Avec un contrat Madelin bien dimensionné : indemnité journalière complémentaire 250 €/jour (franchise 30 jours), rente invalidité 60 000 €/an, capital décès 400 000 €. Cotisation annuelle ~5 800 €, déductible du bénéfice. Avec une TMI à 41 %, le coût net réel après économie d'impôt tombe à ~3 420 €/an.
Optimiser le plafond de déductibilité
Le plafond Madelin se calcule annuellement : 3,75 % du bénéfice imposable + 7 % du PASS, dans la limite globale de 3 % de 8 PASS (soit ~11 304 € en 2026). Un calcul précis évite de cotiser au-delà du plafond (la fraction excédentaire reste déductible mais sans avantage).
Pour un bénéfice de 110 000 € : 3,75 % × 110 000 + 7 % × 47 100 = 4 125 + 3 297 = 7 422 € de plafond. Si la cotisation prévoyance + retraite Madelin cumulée dépasse ce montant, l'arbitrage est à faire entre les deux : la priorité va généralement à la prévoyance (protection immédiate du foyer) avant la retraite Madelin (capitalisation longue).
À noter : le contrat Madelin est nominatif. En cas de cessation d'activité (passage en société, retraite), le contrat continue mais sans nouvelle déductibilité.
Questions fréquentes
Quelle différence entre Madelin et PER pour les TNS ?
Le contrat Madelin santé-prévoyance couvre les risques (décès, invalidité, arrêt de travail). Le PER (qui a remplacé le Madelin retraite depuis 2019) sert à constituer une retraite complémentaire.
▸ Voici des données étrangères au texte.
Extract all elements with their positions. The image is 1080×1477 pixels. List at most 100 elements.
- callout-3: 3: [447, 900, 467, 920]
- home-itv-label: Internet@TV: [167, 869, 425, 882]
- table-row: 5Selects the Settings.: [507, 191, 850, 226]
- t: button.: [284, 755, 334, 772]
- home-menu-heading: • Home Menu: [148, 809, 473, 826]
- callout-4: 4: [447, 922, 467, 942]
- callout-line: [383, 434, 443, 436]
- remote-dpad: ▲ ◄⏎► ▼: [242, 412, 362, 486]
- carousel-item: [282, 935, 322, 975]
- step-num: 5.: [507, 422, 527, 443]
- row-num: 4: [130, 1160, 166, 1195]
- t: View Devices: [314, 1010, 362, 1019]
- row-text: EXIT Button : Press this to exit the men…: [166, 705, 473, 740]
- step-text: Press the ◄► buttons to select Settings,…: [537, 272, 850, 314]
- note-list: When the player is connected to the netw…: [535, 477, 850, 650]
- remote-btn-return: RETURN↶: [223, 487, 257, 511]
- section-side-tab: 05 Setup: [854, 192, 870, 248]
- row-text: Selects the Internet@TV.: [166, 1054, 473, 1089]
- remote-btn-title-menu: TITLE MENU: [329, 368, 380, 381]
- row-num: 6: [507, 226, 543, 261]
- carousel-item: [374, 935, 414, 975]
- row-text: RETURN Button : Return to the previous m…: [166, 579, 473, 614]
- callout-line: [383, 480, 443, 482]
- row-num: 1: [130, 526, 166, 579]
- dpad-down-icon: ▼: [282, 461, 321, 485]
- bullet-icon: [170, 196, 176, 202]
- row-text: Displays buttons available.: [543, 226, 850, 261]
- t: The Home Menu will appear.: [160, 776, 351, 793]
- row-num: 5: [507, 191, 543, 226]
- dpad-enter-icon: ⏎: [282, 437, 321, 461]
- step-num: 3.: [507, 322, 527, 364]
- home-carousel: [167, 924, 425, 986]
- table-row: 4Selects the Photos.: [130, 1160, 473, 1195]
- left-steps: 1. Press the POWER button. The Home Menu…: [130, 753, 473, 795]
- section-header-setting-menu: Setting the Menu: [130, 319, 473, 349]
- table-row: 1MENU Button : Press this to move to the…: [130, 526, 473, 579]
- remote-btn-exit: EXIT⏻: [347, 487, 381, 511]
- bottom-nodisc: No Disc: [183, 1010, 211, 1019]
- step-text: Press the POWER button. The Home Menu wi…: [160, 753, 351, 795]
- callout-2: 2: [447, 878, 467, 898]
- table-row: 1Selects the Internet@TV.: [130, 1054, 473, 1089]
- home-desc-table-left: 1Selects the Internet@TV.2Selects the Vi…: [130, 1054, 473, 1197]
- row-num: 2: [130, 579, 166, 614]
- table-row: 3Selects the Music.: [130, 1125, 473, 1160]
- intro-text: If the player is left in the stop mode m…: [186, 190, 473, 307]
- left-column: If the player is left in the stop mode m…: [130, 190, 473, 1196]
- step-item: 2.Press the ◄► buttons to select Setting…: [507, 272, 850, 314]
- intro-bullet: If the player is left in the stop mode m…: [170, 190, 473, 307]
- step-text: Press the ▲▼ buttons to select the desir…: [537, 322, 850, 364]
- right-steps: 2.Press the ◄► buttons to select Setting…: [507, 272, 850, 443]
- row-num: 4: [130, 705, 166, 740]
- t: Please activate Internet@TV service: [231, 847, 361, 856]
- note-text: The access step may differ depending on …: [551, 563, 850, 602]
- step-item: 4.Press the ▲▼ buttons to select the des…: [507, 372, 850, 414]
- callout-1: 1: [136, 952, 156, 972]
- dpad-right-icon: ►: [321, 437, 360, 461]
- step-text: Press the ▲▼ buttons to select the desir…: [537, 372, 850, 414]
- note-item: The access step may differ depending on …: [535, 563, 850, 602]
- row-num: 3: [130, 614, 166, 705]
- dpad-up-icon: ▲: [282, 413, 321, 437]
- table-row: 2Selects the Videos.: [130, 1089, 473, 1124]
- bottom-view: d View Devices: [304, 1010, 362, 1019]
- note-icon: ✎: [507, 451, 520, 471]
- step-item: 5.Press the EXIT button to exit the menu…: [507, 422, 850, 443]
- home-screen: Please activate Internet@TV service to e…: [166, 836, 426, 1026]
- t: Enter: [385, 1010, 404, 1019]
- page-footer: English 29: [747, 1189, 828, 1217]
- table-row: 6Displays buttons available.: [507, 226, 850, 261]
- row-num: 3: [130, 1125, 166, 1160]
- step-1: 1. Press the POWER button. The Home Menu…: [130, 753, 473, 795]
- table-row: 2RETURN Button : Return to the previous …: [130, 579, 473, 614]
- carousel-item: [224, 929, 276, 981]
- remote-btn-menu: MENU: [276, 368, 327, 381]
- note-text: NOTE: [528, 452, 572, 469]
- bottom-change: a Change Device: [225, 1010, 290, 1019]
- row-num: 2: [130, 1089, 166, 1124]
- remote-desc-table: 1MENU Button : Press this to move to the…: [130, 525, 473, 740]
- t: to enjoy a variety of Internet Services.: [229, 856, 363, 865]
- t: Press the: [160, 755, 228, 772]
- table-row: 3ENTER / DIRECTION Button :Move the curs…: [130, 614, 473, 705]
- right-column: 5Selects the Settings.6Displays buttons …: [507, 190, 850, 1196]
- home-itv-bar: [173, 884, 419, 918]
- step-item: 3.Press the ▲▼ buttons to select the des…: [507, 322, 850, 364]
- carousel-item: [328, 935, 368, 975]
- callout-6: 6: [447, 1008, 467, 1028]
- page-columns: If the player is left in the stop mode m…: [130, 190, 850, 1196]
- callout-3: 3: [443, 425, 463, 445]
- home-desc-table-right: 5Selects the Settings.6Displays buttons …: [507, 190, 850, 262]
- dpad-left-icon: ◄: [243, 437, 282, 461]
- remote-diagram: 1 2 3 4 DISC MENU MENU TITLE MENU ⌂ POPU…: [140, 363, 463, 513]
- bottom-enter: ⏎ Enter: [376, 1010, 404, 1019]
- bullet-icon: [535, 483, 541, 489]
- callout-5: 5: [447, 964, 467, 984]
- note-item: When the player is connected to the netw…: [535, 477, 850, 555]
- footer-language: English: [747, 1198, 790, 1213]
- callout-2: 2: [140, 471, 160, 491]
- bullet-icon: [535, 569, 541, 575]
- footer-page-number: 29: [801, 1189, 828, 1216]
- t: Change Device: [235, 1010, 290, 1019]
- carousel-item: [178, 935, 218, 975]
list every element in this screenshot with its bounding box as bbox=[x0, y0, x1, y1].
Les deux nousons des plafonds de déductibilité distincts et complémentaires, et les deux restent ouvrables après la loi Pacte.
Mon contrat de groupe d'ordre professionnel est-il suffisant ?
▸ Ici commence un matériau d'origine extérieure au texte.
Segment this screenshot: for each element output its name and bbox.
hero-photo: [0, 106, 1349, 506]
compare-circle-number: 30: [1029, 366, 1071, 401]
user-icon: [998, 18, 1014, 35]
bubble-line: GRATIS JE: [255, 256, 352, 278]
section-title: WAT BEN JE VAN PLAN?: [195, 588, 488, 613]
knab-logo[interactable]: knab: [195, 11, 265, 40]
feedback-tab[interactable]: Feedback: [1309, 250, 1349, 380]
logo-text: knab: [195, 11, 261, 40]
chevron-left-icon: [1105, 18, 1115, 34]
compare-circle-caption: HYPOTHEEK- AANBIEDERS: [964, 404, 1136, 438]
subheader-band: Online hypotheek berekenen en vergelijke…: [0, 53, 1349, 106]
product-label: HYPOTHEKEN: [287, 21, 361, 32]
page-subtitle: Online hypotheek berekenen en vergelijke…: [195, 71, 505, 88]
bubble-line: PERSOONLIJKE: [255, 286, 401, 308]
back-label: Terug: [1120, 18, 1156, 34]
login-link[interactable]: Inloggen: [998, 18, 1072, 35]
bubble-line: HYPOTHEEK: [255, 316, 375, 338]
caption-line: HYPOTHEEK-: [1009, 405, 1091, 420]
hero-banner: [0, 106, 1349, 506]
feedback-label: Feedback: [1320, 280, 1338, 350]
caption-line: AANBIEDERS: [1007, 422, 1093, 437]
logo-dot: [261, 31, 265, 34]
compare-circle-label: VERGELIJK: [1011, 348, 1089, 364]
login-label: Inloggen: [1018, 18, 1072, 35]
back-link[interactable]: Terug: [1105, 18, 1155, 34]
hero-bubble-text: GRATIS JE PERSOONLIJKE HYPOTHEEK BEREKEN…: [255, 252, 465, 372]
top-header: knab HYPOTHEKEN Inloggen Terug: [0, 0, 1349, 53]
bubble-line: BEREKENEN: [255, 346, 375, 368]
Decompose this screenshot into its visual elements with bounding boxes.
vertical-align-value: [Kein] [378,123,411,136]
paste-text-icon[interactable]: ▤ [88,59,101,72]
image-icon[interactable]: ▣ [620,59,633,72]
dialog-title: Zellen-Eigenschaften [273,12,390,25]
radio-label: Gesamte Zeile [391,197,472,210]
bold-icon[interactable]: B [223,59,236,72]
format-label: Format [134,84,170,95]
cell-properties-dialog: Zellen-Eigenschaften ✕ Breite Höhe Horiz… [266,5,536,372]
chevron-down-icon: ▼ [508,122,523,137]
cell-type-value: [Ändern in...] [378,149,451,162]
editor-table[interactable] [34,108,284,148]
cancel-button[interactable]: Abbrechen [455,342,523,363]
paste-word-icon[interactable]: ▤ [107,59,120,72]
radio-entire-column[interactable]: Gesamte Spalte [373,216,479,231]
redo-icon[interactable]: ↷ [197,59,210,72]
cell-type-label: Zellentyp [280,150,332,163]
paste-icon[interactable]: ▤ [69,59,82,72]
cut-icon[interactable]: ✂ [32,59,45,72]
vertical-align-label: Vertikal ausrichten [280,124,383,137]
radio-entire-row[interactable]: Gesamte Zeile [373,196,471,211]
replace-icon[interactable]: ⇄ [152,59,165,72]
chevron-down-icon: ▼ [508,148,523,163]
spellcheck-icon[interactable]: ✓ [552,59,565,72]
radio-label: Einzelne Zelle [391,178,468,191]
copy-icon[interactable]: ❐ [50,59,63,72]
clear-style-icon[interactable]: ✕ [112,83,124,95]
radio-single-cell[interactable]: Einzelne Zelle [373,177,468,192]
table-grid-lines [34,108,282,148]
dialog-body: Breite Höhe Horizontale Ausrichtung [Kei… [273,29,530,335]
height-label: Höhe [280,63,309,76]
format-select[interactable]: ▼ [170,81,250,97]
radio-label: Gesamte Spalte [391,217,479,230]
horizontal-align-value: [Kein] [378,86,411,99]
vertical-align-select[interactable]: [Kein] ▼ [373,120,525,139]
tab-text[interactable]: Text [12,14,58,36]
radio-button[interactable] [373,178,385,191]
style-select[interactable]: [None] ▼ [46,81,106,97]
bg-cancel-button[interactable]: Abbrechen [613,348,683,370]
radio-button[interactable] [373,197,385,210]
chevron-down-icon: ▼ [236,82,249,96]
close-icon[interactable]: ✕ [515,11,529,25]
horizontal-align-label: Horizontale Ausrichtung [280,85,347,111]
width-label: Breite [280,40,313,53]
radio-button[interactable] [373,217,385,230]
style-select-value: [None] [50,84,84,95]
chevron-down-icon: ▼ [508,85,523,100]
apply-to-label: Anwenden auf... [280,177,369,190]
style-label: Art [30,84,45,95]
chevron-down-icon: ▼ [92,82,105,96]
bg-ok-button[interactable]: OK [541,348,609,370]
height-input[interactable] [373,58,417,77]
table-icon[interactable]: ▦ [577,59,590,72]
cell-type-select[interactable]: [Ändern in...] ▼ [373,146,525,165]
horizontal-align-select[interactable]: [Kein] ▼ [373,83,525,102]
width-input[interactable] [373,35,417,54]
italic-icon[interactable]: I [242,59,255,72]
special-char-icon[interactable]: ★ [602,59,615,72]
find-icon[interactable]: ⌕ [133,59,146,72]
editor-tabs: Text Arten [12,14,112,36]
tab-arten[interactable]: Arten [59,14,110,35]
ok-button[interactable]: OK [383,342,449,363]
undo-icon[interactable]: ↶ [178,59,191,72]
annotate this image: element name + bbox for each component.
Les contrats de groupe (médecins via la CARMF, professions libérales via certaines mutuelles) offrent des garanties de base souvent insuffisantes pour maintenir le revenu réel d'un haut TNS. Un complément individuel est presque toujours nécessaire au-delà de 80 000 à 100 000 € de revenu professionnel.
Quel est le coût indicatif d'une prévoyance TNS ?
Pour un homme de 40 ans en bonne santé, profession libérale, avec 100 000 € de revenu, une couverture complète (IJ, invalidité, décès, rentes) coûte généralement entre 2 500 € et 4 500 € par an, déductibles fiscalement. Le coût net après impôt peut être réduit de 30 % à 45 % selon la TMI.
Peut-on changer de contrat Madelin en cours de carrière ?
Oui, mais avec prudence. Un nouveau contrat impose un questionnaire médical : si la santé s'est dégradée, des exclusions ou refus peuvent s'appliquer. Mieux vaut comparer avant tout changement et conserver l'antériorité d'un bon contrat plutôt que de chercher quelques pourcentages de tarif.
Que se passe-t-il si je deviens salarié ?
Le contrat Madelin peut être maintenu mais perd son cadre fiscal de déductibilité (revenu professionnel BIC/BNC requis). nous pouvons alors le transformer en contrat individuel classique ou le résilier. Avant tout changement de statut, simulez les nouvelles couvertures (collectif salarié + complément individuel) pour éviter une perte de protection.